What the Fod are FODMAPs?

Years ago, when I was advised by my gastroenterologist to avoid high FODMAPs foods, I cried.

Huge, salty tears complete with loud sobs. There may even have been foot stamping …


Life seemed tough enough being gluten, dairy and tomato free, without having to cut out a whole lot more of the noms.

Turned out that the gastro guy wasn’t just being a jerk, and a low FODMAPs diet did actually help to reduce my tummy ouchies quite significantly.

So what the fod are FODMAPs?

The low FODMAPs diet was developed by Dr Sue Shepherd, as a way of treating irritable bowel syndrome (IBS).

The theory is that foods that are high in Fermentable, Oligosaccharides, Disaccharides, Monosaccharides and Polyols are poorly absorbed by some people; and instead of the foods digesting, they hang out in the small intestine causing bacterial overgrowth and fermenting. This fermentation in the gut causes pain, diarrhea, constipation, wind and bloating – the symptoms of irritable bowel syndrome (IBS).

Image courtesy of http://www.nutridesk.com.au/

High FODMAPs foods include tasty noms such as garlic, onion, lactose, high fructose foods, chickpeas, lentils and wheat. Check out the full list of what to eat and what to avoid here.

Flavour without the FODMAPs

But fear not, life without FODMAPs doesn’t mean you can’t have flavour.

Here are some ingredients you can use to add flavour without triggering IBS:

  • Ginger
  • Golden or maple syrup
  • Herbs such as basil and rosemary
  • Lemon or lime juice
  • Salt and pepper
  • Spring onions (only the green part)
  • Chilli
  • Chives
  • Asafoetida powder – tastes like onion

You could also try making garlic infused oil – yum!

Good news for FODMAP-ers!

The good news about FODMAPs is that unlike a food allergy, which usually involves complete avoidance, many people on a low FODMAPs diet can tolerate some high or moderate FODMAPs foods, or may not react at all to some high FODMAPs foods.

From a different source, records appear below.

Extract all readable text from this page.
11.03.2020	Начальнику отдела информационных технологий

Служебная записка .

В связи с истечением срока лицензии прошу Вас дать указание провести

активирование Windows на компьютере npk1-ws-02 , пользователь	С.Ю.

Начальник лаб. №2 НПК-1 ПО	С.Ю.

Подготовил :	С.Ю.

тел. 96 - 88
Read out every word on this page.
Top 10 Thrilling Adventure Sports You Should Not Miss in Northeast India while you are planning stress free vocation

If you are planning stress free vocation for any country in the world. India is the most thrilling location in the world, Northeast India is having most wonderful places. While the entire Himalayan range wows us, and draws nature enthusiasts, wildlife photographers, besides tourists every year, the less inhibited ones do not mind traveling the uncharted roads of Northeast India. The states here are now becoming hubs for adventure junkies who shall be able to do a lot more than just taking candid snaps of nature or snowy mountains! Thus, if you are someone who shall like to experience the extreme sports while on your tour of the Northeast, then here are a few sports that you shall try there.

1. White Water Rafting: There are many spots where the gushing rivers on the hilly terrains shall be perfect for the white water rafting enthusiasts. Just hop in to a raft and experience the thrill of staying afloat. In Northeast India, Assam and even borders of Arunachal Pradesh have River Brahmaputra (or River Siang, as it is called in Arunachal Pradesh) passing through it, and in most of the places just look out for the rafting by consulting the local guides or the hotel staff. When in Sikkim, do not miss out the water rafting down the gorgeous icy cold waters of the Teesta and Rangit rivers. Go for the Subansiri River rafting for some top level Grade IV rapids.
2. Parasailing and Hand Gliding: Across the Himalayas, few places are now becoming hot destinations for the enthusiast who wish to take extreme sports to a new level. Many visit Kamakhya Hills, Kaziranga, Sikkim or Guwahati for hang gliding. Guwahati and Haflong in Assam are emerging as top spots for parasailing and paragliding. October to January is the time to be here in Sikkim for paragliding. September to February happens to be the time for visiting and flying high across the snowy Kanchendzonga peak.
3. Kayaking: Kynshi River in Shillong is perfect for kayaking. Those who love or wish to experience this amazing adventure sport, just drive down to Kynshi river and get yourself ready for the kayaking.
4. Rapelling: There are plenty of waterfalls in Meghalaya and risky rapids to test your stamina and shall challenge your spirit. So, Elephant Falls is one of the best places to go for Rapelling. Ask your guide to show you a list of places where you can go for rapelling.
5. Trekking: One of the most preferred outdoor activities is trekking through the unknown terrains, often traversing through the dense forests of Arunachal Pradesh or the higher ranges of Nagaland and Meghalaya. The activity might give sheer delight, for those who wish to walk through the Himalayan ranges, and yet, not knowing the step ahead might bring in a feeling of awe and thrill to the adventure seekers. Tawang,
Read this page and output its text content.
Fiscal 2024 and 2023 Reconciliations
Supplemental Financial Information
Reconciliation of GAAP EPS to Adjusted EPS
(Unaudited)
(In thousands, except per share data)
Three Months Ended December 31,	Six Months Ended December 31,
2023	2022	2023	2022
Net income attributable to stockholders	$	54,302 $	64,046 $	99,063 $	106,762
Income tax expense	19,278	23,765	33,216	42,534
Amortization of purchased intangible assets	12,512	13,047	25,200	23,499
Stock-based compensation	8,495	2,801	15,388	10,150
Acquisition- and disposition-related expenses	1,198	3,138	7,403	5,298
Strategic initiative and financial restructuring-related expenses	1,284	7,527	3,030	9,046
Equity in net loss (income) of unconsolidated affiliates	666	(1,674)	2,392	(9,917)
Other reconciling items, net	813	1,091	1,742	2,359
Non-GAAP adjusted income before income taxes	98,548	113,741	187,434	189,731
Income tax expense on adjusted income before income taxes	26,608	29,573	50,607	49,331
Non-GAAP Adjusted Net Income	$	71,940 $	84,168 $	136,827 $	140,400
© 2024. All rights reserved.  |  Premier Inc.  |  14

For myself, I can tolerate a lot of avocado, can tolerate a small amount of garlic, but can’t tolerate any mushrooms.

It’s a case of trial and error with FODMAPs to find out what you can tolerate. And as with any diet, it’s recommended you do this with the help of a medical specialist. 

If you’re ever in Melbourne …

And finally, I’d like to show off this AMAZING place that I recently visited while visiting my sister in Melbourne.

Fox in the Box does FODMAPs friendly, gluten-free and lactose-free meals. And it all tastes amazing! 

If you’re in Melbourne, check them out! They even have a discount for members of the Victorian and Tasmanian Coeliac Society. AWESOME!!!!